Aquela cena o angustiou e ele tentou mover-se, mas algo prendia os seus pés ao chão. Satoru tentou olhar para o chão, e mãos quentes tomaram o seu rosto e sussurraram.

-Não olhe. - Ele esperou ver o seu avô, mas não tinha ideia de quem era aquela pessoa. 

Novamente ele procurou pela mulher, que já estava a beira do penhasco.

-Mamãe, por favor, eu não quero ir.  - O garoto menor pediu, mas ela parecia em transe.

Então uma depois da outra, as crianças foram atiradas no abismo.
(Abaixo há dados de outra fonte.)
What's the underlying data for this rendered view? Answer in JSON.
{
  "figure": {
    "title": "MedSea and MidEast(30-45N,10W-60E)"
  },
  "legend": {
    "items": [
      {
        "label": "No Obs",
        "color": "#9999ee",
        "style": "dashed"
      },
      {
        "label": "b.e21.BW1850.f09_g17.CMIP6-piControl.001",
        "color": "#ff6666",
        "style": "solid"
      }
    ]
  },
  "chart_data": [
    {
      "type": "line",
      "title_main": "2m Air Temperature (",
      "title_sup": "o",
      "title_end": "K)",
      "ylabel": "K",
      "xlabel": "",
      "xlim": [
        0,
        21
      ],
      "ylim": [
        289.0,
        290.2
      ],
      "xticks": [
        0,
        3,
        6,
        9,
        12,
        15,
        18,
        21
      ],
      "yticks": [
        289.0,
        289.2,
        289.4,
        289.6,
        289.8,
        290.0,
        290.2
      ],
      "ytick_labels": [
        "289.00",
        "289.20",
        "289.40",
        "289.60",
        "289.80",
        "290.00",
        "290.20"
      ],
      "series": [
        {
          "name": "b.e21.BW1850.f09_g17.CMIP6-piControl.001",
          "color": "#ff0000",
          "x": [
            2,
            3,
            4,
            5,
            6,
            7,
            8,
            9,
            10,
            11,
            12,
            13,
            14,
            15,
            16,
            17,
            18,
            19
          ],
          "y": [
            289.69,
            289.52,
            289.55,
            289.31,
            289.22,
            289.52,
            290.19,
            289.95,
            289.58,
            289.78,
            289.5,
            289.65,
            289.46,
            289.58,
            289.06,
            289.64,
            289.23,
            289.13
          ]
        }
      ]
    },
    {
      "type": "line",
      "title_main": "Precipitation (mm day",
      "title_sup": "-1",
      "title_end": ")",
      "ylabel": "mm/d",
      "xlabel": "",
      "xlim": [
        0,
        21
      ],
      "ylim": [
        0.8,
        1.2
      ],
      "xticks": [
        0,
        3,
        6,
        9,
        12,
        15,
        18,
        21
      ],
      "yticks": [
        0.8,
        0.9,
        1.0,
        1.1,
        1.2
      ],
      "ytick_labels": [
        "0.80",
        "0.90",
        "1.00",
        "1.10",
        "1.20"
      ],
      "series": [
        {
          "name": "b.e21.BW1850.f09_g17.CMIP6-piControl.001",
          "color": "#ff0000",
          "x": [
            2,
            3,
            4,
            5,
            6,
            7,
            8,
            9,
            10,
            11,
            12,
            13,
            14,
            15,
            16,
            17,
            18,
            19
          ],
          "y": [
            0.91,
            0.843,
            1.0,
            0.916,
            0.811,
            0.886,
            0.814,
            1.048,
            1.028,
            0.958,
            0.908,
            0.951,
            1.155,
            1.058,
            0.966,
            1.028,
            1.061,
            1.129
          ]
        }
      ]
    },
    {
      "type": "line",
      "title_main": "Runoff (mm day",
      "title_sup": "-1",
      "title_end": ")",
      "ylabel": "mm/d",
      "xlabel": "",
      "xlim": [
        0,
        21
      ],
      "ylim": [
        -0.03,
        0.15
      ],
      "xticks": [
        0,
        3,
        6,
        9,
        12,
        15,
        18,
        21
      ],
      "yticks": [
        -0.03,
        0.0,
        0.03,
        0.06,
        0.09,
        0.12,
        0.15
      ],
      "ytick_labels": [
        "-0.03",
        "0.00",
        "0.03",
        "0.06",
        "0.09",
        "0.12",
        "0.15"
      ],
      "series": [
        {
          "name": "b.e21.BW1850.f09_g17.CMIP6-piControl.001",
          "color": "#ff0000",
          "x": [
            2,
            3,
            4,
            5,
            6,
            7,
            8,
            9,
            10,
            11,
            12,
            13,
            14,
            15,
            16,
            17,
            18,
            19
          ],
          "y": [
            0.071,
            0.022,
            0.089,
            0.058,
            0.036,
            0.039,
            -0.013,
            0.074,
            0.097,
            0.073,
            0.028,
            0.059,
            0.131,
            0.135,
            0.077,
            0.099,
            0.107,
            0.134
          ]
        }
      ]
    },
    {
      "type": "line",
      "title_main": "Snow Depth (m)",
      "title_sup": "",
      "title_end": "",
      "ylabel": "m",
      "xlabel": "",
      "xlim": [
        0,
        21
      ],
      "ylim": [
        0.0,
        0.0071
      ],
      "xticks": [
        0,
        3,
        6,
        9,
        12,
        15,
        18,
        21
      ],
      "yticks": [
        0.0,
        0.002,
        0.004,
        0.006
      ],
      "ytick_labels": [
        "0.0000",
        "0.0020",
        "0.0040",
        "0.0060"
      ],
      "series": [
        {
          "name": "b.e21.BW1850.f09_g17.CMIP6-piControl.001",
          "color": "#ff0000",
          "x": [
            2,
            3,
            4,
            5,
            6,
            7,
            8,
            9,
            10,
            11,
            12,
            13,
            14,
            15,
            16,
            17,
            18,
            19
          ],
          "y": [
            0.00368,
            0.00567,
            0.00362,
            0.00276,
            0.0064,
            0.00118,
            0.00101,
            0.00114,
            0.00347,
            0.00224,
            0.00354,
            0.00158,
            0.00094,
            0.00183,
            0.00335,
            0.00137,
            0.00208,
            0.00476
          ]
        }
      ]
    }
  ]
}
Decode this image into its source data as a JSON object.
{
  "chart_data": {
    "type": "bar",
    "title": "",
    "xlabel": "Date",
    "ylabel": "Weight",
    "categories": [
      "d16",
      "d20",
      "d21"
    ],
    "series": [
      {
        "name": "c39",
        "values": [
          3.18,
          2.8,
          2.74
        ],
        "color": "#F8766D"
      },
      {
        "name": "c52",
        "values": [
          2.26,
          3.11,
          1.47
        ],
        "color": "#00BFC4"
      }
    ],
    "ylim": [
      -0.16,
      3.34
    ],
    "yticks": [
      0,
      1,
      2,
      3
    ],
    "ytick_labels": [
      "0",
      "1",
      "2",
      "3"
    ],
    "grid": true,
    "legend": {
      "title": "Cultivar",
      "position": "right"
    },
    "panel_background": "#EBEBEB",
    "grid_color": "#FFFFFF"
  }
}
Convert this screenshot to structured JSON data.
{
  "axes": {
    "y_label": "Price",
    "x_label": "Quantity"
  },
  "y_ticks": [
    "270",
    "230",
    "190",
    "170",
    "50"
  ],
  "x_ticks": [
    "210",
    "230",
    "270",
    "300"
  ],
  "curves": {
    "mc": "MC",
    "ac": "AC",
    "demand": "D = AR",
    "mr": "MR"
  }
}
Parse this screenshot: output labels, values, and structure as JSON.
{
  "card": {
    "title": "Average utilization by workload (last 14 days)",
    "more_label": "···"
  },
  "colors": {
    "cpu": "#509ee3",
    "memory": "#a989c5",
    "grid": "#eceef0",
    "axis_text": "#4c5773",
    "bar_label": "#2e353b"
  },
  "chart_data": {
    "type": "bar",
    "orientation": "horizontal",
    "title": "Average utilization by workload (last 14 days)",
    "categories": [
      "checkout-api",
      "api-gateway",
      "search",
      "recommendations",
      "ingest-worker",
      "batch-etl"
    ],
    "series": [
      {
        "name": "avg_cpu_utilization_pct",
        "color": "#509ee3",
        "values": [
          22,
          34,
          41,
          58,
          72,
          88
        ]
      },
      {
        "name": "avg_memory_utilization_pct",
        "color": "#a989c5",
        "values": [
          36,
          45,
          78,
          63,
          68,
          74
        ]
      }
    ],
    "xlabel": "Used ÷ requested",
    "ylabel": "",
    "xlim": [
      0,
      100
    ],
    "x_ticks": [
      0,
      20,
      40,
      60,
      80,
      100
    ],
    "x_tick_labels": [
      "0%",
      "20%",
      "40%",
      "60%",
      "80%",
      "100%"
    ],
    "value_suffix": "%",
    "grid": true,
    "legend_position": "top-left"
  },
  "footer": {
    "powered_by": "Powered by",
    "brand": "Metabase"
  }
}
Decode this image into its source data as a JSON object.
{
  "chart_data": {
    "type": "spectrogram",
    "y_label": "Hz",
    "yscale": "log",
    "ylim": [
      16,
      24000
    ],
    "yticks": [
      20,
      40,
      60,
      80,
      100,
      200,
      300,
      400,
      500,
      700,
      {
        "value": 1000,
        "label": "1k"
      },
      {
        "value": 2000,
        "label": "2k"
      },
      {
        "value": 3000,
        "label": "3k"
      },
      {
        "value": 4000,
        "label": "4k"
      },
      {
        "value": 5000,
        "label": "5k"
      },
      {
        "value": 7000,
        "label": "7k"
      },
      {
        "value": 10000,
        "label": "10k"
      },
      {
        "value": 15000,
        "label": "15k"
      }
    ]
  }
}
Um choro estridente, ressoou em seus ouvidos e ele acordou assustado.

Suguru dormia silencioso, o peito subia e descia. Como ele desejou poder abraça-lo, sua mão estendeu-se incoscientemente e quase alcançou aquela face perfeita, no momento em que o outro abriu os olhos e o fitou preocupado.

-Você está bem? - Ele perguntou tomando a mão de Satoru e repousando-a no próprio peito.

-Eu não quis acorda-lo... - Respondeu, ainda sentido o corpo estremecer por causa do sonho.

-Algo aconteceu... Às vezes os pesadelos podem nos atingir neste lugar, por que a Magia dos sonhos aqui é mais profunda. Pode ser assustador, mas também pode nos trazer algum tipo de revelação. -Ele puxou-o para perto de si. -Há muito tempo minha magia não é estável, mas posso afastar os sonhos ruins, desde que você fique perto de mim... muito perto, quero dizer. - Disse sugestivamente.

Satoru repousou a cabeça nos ombros do outro e adormeceu rapidamente. Suguru sorriu incoscientemente e de novo aquela sensação de temor brotava de dentro dele. Açoitando-o como nos dias em que recebera sua punição.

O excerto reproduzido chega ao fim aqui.